La luna llena iluminaba el antiguo bosque, proyectando sombras alargadas sobre el suelo cubierto de hojas. El aire estaba cargado de una energía inquietante, como si el mismo bosque contuviera su aliento en anticipación. En el corazón de este lugar olvidado por el tiempo, se alzaban las ruinas de un templo ancestral, un vestigio de una era en la que la magia era tan común como el aire que se respiraba.
El hombre se encontraba en el centro de las ruinas, sus ojos fijos en el altar de piedra que se erguía ante él. Había pasado años buscando este lugar, siguiendo pistas y fragmentos de leyendas que hablaban de un poder antiguo y peligroso. Sabía que no estaba solo en su búsqueda; otros también ansiaban desenterrar los secretos que yacían enterrados bajo las piedras cubiertas de musgo.
Mientras recitaba las palabras de un antiguo conjuro, el aire a su alrededor comenzó a vibrar. Una luz tenue emanó del altar, creciendo en intensidad hasta que se convirtió en un resplandor cegador. Sintió cómo la magia fluía a través de él, una corriente poderosa y salvaje que amenazaba con desbordarse.
De repente, un grito desgarrador rompió el silencio de la noche. Giró sobre sus talones, su corazón latiendo con fuerza. Desde las sombras emergieron figuras encapuchadas, sus ojos brillando con una malevolencia que helaba la sangre. Eran los Guardianes de la Niebla, una secta secreta dedicada a proteger los secretos del templo a cualquier costo.
Antes de convertirse en Guardianes, estos individuos eran miembros de una antigua orden de magos y sabios conocida como La Hermandad de la Luz. La Hermandad había sido fundada siglos atrás con el propósito de preservar el conocimiento arcano y proteger al mundo de las fuerzas oscuras. Cada miembro había sido elegido por su habilidad excepcional en la magia y su compromiso con la causa de la luz.
La Hermandad había descubierto el templo y su oscuro secreto durante una de sus expediciones.

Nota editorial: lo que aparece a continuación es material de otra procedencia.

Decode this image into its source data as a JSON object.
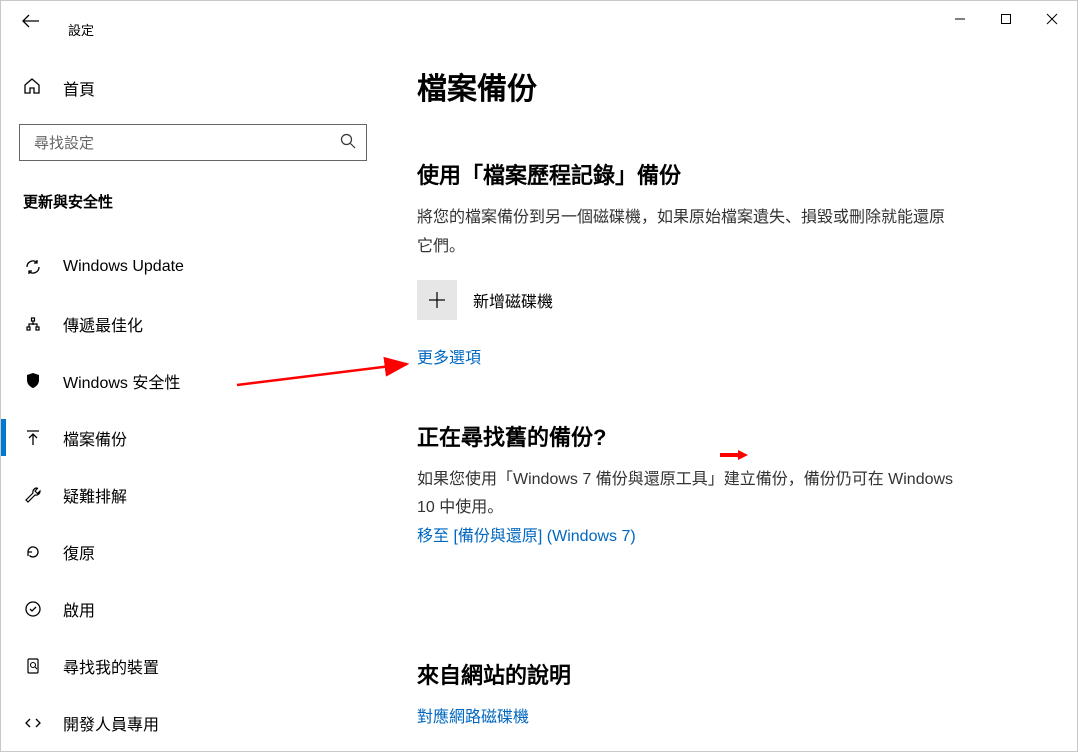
{
  "window": {
    "app_title": "設定"
  },
  "sidebar": {
    "home_label": "首頁",
    "search_placeholder": "尋找設定",
    "section_header": "更新與安全性",
    "items": [
      {
        "label": "Windows Update"
      },
      {
        "label": "傳遞最佳化"
      },
      {
        "label": "Windows 安全性"
      },
      {
        "label": "檔案備份"
      },
      {
        "label": "疑難排解"
      },
      {
        "label": "復原"
      },
      {
        "label": "啟用"
      },
      {
        "label": "尋找我的裝置"
      },
      {
        "label": "開發人員專用"
      }
    ],
    "active_index": 3
  },
  "content": {
    "page_title": "檔案備份",
    "section1": {
      "heading": "使用「檔案歷程記錄」備份",
      "desc": "將您的檔案備份到另一個磁碟機，如果原始檔案遺失、損毀或刪除就能還原它們。",
      "add_drive_label": "新增磁碟機",
      "more_options": "更多選項"
    },
    "section2": {
      "heading": "正在尋找舊的備份?",
      "desc": "如果您使用「Windows 7 備份與還原工具」建立備份，備份仍可在 Windows 10 中使用。",
      "link": "移至 [備份與還原] (Windows 7)"
    },
    "section3": {
      "heading": "來自網站的說明",
      "link": "對應網路磁碟機"
    }
  }
}
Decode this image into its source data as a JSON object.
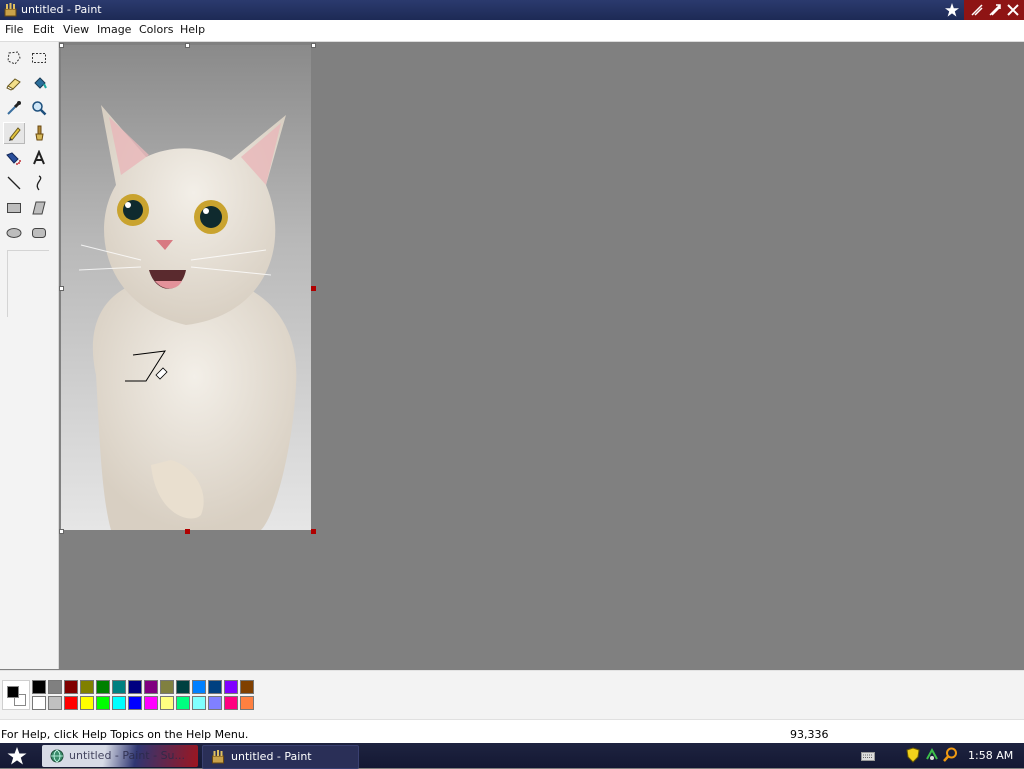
{
  "window": {
    "title": "untitled - Paint"
  },
  "menu": {
    "items": [
      "File",
      "Edit",
      "View",
      "Image",
      "Colors",
      "Help"
    ]
  },
  "toolbox": {
    "tools": [
      {
        "name": "free-form-select",
        "icon": "freeform-select-icon"
      },
      {
        "name": "select",
        "icon": "rect-select-icon"
      },
      {
        "name": "eraser",
        "icon": "eraser-icon"
      },
      {
        "name": "fill-with-color",
        "icon": "paint-bucket-icon"
      },
      {
        "name": "pick-color",
        "icon": "eyedropper-icon"
      },
      {
        "name": "magnifier",
        "icon": "magnifier-icon"
      },
      {
        "name": "pencil",
        "icon": "pencil-icon",
        "active": true
      },
      {
        "name": "brush",
        "icon": "brush-icon"
      },
      {
        "name": "airbrush",
        "icon": "airbrush-icon"
      },
      {
        "name": "text",
        "icon": "text-icon"
      },
      {
        "name": "line",
        "icon": "line-icon"
      },
      {
        "name": "curve",
        "icon": "curve-icon"
      },
      {
        "name": "rectangle",
        "icon": "rectangle-icon"
      },
      {
        "name": "polygon",
        "icon": "polygon-icon"
      },
      {
        "name": "ellipse",
        "icon": "ellipse-icon"
      },
      {
        "name": "rounded-rectangle",
        "icon": "rounded-rect-icon"
      }
    ]
  },
  "palette": {
    "foreground": "#000000",
    "background": "#ffffff",
    "row1": [
      "#000000",
      "#808080",
      "#800000",
      "#808000",
      "#008000",
      "#008080",
      "#000080",
      "#800080",
      "#808040",
      "#004040",
      "#0080ff",
      "#004080",
      "#8000ff",
      "#804000"
    ],
    "row2": [
      "#ffffff",
      "#c0c0c0",
      "#ff0000",
      "#ffff00",
      "#00ff00",
      "#00ffff",
      "#0000ff",
      "#ff00ff",
      "#ffff80",
      "#00ff80",
      "#80ffff",
      "#8080ff",
      "#ff0080",
      "#ff8040"
    ]
  },
  "status": {
    "help_text": "For Help, click Help Topics on the Help Menu.",
    "coordinates": "93,336"
  },
  "taskbar": {
    "tasks": [
      {
        "label": "untitled - Paint - Su..."
      },
      {
        "label": "untitled - Paint"
      }
    ],
    "clock": "1:58 AM"
  }
}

Al darse cuenta del peligro que representaba el poder contenido en el altar, decidieron sellarlo y juraron protegerlo con sus vidas. Con el tiempo, la Hermandad se transformó en los Guardianes de la Niebla, dedicando sus vidas a vigilar el templo y asegurarse de que nadie desatara la oscuridad contenida en su interior.
-¡Detente! -gritó el líder de los Guardianes, su voz resonando como un trueno-. No sabes lo que estás desatando.
Levantó una mano, tratando de calmar la energía que había desatado, pero era demasiado tarde. El poder del altar se había liberado, y con él, una fuerza oscura que había estado contenida durante siglos. La tierra tembló bajo sus pies y una grieta se abrió en el suelo, de la cual emergió una sombra etérea, una entidad de pura oscuridad.
Los Guardianes atacaron, lanzando conjuros y maldiciones en un intento desesperado por contener la oscuridad. El hombre se unió a la lucha, sus habilidades mágicas brillando en la noche como un faro de esperanza. Pero la entidad era demasiado poderosa, y uno a uno, los Guardianes cayeron.
Con el último de sus aliados derrotado, se dio cuenta de que no tenía otra opción. Debía desaparecer, ocultarse en las sombras y encontrar una manera de detener la oscuridad que había liberado. Con un último vistazo al altar, conjuró un portal y se desvaneció en la niebla, dejando atrás las ruinas y los secretos que contenían.
La entidad oscura se desvaneció en la noche, pero su presencia permaneció, una amenaza latente que solo él podía detener. Y así, comenzó su vida en las sombras, siempre vigilante, siempre buscando una manera de redimir su error y proteger al mundo de la oscuridad que había desatado.